At a staff meeting a little while ago, two people got a similar word and said that it was a word for more than just one person.

They said that the things you have been persevering for, will finally come to fruition.

At first, I didn’t think it really applied to me, until I got that little nudge that said, “that’s YOU.” It is me. This long awaited goal, 12 years in the making, is about to be realized.

Now that I think about it, I have no idea what I would do now, if I set a 12 year goal. Somehow, because I took it in small chunks, it seemed like a breeze. Plus, life happens while we are setting and achieving goals.

Life happens in the midst of realizing our dreams.

God gave me this dream. In some ways I had absolutely no idea how much work or how long it would take to get to this point. It definitely did NOT look the way I had envisioned it looking. I didn’t know I would stay in Omaha this long, or even find a church family and job to help me through grad school. I had no idea that I would get married towards the end (I thought it would be way sooner… and then thought maybe way later).

Nonetheless, I persisted, and God carried me through.
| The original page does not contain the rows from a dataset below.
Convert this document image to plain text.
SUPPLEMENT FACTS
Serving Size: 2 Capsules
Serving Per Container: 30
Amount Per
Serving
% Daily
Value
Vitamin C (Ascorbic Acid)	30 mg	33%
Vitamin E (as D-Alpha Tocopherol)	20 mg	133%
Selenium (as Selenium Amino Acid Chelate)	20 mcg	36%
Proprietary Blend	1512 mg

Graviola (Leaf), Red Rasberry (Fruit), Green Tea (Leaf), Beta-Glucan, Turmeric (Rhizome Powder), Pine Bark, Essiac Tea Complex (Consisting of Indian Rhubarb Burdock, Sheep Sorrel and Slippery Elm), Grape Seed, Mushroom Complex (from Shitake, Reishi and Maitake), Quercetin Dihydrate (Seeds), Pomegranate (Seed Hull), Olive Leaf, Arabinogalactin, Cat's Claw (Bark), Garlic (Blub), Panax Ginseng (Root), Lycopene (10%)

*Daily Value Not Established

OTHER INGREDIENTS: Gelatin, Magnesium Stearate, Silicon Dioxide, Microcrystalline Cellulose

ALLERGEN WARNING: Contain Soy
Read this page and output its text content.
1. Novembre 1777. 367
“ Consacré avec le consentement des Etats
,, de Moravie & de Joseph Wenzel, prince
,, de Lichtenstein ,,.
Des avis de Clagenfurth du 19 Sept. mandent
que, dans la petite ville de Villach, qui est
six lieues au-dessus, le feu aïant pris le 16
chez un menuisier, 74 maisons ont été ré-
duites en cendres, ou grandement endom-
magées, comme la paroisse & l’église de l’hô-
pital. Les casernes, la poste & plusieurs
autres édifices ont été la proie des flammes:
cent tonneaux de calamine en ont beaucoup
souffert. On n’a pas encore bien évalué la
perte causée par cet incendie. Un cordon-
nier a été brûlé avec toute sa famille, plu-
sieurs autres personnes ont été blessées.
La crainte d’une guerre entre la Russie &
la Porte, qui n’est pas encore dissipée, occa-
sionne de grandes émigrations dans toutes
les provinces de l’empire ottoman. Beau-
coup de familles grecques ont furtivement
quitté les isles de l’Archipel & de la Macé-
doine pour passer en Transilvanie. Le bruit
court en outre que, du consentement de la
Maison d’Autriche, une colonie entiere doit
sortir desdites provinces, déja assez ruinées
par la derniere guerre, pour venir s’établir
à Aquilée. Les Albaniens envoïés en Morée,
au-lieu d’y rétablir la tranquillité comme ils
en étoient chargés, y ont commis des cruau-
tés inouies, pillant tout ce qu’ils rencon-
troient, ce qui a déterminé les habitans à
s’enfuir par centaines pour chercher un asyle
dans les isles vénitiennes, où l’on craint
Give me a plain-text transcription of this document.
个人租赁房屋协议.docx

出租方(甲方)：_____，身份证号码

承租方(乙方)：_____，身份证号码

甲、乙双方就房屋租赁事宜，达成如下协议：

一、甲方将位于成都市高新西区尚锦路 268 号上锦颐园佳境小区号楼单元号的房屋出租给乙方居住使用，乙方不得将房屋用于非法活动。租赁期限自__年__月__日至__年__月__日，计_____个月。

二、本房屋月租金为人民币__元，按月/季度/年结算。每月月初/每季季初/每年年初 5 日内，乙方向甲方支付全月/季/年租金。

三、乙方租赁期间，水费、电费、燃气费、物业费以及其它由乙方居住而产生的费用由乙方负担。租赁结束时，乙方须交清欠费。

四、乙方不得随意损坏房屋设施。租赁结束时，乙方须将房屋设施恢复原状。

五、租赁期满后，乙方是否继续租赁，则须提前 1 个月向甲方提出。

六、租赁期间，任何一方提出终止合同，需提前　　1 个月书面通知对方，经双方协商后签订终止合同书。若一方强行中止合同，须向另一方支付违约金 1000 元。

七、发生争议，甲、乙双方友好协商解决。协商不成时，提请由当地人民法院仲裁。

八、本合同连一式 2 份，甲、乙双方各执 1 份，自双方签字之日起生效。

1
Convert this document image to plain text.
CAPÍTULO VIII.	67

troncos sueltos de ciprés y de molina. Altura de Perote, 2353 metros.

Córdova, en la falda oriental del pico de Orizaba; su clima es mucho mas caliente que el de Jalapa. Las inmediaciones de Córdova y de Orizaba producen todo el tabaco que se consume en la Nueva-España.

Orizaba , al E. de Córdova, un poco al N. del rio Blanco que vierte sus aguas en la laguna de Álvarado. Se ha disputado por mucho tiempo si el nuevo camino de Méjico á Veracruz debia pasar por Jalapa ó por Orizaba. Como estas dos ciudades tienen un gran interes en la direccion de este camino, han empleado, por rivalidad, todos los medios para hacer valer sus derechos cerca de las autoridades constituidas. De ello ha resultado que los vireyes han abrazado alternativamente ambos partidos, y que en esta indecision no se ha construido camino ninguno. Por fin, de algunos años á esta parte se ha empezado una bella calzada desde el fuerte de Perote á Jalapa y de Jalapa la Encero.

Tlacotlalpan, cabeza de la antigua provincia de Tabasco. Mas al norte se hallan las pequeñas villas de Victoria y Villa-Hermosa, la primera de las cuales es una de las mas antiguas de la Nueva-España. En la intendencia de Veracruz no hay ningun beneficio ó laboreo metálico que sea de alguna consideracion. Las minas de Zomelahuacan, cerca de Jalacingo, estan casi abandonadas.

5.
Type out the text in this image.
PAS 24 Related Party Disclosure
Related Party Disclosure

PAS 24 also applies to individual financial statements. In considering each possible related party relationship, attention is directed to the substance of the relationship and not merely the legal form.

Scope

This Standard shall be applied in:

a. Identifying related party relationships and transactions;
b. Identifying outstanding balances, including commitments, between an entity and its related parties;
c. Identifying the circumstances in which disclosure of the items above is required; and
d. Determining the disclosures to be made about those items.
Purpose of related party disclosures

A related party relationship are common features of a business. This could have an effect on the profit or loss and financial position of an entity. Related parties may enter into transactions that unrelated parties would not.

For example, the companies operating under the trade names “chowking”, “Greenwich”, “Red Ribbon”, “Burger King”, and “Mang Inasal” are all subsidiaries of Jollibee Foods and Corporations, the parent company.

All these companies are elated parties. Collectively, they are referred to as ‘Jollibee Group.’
Through heartache, numerous jobs, friends, living arrangements, and travels. Through doubt, wanting to have some kind of quick fix, or to stop accumulating school bills. I’m naturally an achiever, but this was a long term achievement, one that will even now extends long past graduation. I wanted to achieve things NOW– in the workplace or finances or family – yet everyone else around me had already begun living their focus. Mine was still a little farther off.

I’ve heard it said that “comparison is the thief of joy.” (Theadore Roosevelt), and at times, I let those comparisons steal my joy. When I was up late doing homework, seeing other friends or acquaintances going out. I was working hard and paying school bills on top of regular life expenses, when others were working towards buying houses or new cars.

Your season may not be the same as another’s, and your calling is absolutely unique to you and who God has created you to be.

Do you have a long term dream or goal?

Has something been placed within you long ago that is slowly coming to fruition?

What are the baby steps you need to take to get there? How can you EMBRACE CALLING in your life today?